Editor’s Note: CMT will air the Miss America 2006 pageant Saturday (Jan. 21) at 8 p.m. ET.
After passing along her sparkling crown, Miss America 2005 Diedre Downs will take a few months off before starting medical school in August. “There’s a little bit of a break, and then it gets crazy again,” she says. But in the meantime, the former Miss Alabama discusses this year’s back-to-basics approach at the Las Vegas pageant, meeting country stars on the red carpet at the CMA Awards and a special moment with a dazzled young fan.
CMT: What can people expect from the pageant this year?
Downs: I think it’s great that we’re moving back to more of the glamour that Miss America has had in the past. It’s going back to the traditional pageant. They’ve eliminated the casual wear and the quiz show segment. Those are things that in the past few years have been added to try to make it more of a reality-type show. I think the great thing about this year with CMT, we are moving back to being that traditional pageant that capitalizes on what we do best — the glamour, the talent, the evening gown, the interview. All the things that make Miss America, Miss America.
Looking back on 2005, what do you remember most about your reign?
The travel. (laughs) I mean, every two or three days, I was on a plane to a different city. I lived in hotel rooms. It’s just incredible because you go from appearance to appearance, and most of it is centered around your platform. I did a lot of children’s hospital visits. I was the national spokesperson for CureSearch, which is the national childhood cancer foundation. I did some lobbying with them on Capitol Hill for increased funding for cancer. Anything from that to a celebrity Go-Kart race at the Super Bowl. It runs the gamut. That’s what’s great about it.
With your platform of childhood cancer, you must have met some really incredible young people last year. What are some lessons you learned from those encounters?
I’ve been doing volunteer work with childhood cancer for seven or eight years now. These kids go through more adversity than most adults ever have to face, and they do it with such resilience. It’s very inspiring. You see these kids of all ages with such incredible odds stacked against them. But they have great attitudes. It’s pretty humbling, pretty incredible, when you meet them. … Especially little girls. Little girls are so enamored of princesses and that kind of thing, so it’s especially neat with little girls.

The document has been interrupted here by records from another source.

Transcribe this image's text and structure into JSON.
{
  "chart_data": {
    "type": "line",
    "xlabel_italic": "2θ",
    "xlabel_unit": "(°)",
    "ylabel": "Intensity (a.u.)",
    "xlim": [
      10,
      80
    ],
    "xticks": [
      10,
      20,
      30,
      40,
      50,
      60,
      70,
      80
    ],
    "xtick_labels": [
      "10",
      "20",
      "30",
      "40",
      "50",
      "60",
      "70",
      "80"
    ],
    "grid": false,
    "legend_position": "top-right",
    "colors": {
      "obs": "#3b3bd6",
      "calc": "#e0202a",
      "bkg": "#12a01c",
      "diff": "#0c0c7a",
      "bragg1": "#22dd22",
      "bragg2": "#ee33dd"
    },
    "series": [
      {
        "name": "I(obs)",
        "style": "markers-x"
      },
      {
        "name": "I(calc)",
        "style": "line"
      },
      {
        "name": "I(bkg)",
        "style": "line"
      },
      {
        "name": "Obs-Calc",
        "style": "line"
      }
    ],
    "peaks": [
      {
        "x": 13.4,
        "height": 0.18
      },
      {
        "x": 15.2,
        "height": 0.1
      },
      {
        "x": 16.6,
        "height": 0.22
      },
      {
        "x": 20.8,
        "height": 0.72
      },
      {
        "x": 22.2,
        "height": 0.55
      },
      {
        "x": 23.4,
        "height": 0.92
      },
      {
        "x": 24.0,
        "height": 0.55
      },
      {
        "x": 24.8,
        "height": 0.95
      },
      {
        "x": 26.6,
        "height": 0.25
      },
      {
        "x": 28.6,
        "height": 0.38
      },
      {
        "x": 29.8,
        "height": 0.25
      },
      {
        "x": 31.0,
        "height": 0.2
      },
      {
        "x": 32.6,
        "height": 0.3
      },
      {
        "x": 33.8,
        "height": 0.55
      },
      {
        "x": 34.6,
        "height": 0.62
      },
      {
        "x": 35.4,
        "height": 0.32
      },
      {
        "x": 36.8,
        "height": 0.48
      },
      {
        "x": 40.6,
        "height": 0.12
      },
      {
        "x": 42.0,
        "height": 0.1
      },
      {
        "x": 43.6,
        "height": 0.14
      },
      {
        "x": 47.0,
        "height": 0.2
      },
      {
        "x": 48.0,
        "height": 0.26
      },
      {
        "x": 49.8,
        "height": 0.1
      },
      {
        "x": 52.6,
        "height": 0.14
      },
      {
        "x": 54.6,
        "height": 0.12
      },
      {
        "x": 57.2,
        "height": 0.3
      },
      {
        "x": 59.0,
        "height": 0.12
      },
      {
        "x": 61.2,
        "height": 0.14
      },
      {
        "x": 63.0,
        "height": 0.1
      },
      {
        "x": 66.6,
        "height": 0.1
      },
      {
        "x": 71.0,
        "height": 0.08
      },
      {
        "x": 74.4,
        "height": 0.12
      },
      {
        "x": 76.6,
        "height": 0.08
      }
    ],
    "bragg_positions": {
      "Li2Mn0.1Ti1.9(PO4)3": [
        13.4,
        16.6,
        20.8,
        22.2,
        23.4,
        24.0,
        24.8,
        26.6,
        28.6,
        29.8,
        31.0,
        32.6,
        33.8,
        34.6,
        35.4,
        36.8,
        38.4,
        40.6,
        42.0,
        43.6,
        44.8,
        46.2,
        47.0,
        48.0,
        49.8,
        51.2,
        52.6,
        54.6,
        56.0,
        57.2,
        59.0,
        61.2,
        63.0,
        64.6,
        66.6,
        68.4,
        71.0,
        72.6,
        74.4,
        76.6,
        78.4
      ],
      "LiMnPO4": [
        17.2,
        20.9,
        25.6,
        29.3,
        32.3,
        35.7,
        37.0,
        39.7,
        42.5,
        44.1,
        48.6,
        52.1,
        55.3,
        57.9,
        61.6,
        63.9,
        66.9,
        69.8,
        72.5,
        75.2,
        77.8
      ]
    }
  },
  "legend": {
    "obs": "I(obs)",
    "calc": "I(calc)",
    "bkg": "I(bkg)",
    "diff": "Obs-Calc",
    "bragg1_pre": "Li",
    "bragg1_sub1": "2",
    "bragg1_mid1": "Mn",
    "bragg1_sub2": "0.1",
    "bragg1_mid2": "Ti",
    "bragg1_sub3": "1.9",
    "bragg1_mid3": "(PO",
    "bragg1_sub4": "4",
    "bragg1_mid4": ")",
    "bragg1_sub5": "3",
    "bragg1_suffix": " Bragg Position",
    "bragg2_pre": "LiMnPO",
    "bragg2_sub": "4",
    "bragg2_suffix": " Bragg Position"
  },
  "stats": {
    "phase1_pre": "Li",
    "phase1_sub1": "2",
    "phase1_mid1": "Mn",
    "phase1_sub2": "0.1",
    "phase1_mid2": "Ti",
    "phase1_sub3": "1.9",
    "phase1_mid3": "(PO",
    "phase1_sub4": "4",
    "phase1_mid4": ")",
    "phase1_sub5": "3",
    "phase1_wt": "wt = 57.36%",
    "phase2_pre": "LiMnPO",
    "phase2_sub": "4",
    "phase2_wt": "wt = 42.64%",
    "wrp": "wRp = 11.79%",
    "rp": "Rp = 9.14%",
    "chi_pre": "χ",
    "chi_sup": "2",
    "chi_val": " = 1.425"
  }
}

They want to try on the crown.
What’s the most common reaction when you’re introduced to people as Miss America?
If it’s an appearance, people want autographs. They want to take a picture with you. That sort of thing. There have been other times when I’ve been off the road and I’ve been on vacation or something, and it comes up that I’m Miss America — especially on a plane. Somebody asks me, “So, what do you do?” (laughs) Usually when you tell them, they’re like, “Really!” In the past few years, perhaps we haven’t done as good a job in marketing ourselves to stay out there in the spotlight, but people still have this perception of Miss America. It still has prestige and that tradition behind it. I think people are surprised when — “My gosh, I’m meeting Miss America!” People will be like, “Hang on, right there! I want you to leave a message on my friend’s phone.” (laughs) It’s pretty much celebrity status.
Did you meet any country stars during your reign?
I went to the CMAs and walked the red carpet, so I met several of them there. Let’s see, I did the Children’s Miracle Network telethon and met Billy Dean and Tracy Byrd and LeAnn Rimes there. Of course, Tim McGraw and the other folks on the red carpet at the CMAs. I love country music, so it was neat to get to meet all these people.
What was the most surprising thing that happened to you as Miss America?
I don’t know if there’s one moment. I know there was a really neat moment with kids this year. I went to a summer camp for kids with cancer. This may give you another sense of the celebrity side of it and people’s disbelief at getting to meet Miss America. At this summer camp for kids with cancer in Alabama, they had told the kids there was going to be a big party, a big celebration, on the final day. When I got there, they had not told the kids I was coming, so they said, “Here she is, Diedre Downs, Miss America!” I walked out, I had the crown on and this little girl in the front row, her eyes got so big. And she was like, “Are you real?” (laughs) It was neat.